A 13th-round draft pick in 1972, the 330th overall selection, Sipe spent his first two full seasons on the taxi squad (what is now known as the practice squad) before finally seeing limited game action in 1974.

Sipe didn’t take hold of the full-time starter’s job until 1976, however, but once he did he put his name at the very top of the franchise’s record book.

He is first on the career list in passing yards (23,713), completions (1,944) and fourth-quarter comebacks (17); second on the career list with 154 touchdown passes; and first on the single-season list in passing yards (4,132) and touchdown passes (30), still the only Browns quarterback pass for more than 4,000 yards or throw for 30 touchdowns.
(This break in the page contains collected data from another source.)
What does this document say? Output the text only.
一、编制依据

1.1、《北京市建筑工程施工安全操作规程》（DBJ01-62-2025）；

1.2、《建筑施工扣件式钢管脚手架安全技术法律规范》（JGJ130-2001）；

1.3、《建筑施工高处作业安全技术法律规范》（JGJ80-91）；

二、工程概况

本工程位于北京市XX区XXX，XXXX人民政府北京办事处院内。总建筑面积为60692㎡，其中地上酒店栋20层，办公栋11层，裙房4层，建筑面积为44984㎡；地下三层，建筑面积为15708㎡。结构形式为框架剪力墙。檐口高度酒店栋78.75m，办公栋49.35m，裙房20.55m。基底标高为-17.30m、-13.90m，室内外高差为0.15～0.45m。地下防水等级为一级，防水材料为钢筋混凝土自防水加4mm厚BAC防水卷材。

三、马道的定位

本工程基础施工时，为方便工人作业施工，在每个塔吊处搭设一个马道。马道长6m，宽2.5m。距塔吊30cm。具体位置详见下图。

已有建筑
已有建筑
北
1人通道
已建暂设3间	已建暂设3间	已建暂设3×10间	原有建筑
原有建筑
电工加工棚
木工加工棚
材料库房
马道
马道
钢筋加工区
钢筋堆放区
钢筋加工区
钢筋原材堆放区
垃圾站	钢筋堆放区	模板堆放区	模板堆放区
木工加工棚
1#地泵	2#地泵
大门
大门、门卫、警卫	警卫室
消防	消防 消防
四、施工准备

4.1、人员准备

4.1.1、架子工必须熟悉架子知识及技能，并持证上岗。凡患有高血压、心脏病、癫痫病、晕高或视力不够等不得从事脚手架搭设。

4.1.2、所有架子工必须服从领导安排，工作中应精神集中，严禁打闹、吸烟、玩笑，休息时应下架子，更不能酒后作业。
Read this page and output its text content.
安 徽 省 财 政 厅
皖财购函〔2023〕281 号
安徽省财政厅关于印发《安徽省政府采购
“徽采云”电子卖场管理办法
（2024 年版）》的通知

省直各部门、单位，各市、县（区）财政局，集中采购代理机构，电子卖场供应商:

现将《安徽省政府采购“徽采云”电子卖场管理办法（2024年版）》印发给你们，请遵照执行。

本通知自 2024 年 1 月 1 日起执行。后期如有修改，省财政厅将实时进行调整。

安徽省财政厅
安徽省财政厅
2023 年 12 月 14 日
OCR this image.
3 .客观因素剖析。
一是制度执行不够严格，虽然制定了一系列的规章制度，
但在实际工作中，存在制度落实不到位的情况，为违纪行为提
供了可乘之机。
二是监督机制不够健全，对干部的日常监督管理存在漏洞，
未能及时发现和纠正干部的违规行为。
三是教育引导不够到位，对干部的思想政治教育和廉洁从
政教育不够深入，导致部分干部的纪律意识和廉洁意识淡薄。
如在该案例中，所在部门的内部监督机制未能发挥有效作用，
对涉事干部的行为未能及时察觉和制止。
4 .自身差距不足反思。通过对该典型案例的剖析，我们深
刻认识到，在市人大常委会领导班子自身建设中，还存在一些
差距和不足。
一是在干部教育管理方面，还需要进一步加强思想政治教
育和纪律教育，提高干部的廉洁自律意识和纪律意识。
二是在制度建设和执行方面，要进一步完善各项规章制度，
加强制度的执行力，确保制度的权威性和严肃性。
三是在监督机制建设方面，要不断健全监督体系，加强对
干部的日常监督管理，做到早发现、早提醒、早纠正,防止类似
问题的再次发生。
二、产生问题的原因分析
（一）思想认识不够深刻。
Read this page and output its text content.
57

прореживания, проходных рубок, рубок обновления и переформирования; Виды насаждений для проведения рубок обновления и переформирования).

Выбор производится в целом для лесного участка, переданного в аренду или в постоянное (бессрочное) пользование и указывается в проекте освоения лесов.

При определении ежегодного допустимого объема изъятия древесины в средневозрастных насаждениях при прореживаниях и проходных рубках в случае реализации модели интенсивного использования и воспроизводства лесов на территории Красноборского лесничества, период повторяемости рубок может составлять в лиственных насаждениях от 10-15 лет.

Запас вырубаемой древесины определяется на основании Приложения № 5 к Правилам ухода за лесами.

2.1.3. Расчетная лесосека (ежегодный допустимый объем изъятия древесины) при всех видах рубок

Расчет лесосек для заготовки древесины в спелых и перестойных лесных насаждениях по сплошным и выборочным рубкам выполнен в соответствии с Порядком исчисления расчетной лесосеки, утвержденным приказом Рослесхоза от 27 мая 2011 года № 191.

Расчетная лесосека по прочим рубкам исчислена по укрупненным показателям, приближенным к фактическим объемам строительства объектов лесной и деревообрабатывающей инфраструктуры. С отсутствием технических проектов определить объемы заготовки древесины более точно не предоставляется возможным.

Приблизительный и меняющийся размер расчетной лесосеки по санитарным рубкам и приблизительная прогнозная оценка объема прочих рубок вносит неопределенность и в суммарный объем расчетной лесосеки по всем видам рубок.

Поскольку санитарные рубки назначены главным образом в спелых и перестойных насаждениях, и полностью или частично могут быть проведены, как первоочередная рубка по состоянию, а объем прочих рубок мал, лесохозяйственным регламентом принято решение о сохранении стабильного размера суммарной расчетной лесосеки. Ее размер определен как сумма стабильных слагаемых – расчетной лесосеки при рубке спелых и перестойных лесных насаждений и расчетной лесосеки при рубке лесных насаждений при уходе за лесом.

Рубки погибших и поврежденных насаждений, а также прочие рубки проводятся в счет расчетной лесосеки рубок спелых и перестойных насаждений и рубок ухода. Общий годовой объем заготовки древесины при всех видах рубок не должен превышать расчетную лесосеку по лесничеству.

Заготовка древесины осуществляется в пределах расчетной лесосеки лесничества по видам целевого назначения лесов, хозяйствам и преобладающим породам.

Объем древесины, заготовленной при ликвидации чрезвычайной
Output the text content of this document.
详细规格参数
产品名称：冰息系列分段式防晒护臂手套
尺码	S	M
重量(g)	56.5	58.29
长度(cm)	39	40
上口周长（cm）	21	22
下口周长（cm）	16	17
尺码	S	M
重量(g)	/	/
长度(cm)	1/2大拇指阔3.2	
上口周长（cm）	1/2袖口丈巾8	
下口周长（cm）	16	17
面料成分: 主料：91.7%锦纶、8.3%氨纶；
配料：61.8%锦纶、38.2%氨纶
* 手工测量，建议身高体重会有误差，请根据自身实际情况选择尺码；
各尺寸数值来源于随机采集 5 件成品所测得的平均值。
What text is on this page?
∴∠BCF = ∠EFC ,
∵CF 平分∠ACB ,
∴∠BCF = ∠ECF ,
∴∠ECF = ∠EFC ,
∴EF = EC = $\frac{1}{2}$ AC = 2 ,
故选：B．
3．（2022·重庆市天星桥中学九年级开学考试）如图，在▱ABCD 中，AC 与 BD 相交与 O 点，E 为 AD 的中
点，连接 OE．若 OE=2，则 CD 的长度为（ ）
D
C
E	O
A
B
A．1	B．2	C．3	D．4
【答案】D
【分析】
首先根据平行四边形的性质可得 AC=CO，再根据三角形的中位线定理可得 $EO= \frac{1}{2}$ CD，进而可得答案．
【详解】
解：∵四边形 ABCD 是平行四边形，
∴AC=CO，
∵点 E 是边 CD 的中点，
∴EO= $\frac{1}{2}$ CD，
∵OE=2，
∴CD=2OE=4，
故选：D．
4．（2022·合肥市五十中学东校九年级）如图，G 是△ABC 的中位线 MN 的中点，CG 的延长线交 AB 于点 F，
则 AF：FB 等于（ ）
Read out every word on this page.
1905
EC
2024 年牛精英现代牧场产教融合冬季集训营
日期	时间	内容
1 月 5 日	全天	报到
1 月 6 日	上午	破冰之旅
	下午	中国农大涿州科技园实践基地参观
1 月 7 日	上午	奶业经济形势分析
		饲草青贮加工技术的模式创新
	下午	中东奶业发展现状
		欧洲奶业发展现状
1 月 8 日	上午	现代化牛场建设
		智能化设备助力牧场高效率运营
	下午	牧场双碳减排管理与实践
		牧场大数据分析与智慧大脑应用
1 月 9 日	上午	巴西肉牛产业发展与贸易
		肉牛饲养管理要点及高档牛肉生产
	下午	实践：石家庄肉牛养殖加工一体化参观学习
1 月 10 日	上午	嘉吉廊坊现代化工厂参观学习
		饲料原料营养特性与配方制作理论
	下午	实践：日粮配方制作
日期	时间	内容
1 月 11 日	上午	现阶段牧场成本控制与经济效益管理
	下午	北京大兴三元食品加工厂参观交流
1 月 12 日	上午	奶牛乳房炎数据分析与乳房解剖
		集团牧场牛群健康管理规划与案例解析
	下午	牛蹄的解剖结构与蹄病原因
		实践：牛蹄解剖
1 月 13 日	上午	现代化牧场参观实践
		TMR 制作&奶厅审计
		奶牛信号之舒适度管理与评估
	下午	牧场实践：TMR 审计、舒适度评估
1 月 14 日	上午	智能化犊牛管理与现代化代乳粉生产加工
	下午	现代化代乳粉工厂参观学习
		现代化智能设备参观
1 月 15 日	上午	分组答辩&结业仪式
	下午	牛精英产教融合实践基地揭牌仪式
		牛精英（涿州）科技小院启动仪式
Sipe led the Browns to the brink of the playoffs in 1978 and 1979, before he pushed the team to a division title in 1980, the same year he was named the NFL’s Most Valuable Player.

That season saw the Kardiac Kids at the height of their powers, as the Brwons won nine of their games by seven points or less behind a Sipe-led offense that included a offensive weapons Ozzie Newsome, Dave Logan, Reggie Rucker, Mike Pruitt and Greg Pruitt.

While that season ended in disappointment in the Red Right 88 playoff game against the Oakland Raiders, that season, and especially Sipe, still resonates with fans old enough to have witnessed it.

Sipe battled injuries and an aging roster as the Browns never made the playoffs again in his final three years with the team.

Cleveland owner Art Modell thought that Sipe was finished in the 1983 season so he did not offer a fair contract, leaving Sipe to leave for the New Jersey Generals of the USFL.

But Sipe had one last treat in store for Browns fans as his final game was a home victory over the Pittsburgh Steelers, where Sipe threw for four touchdown passes in a 30-17 embarrassment of the Steelers.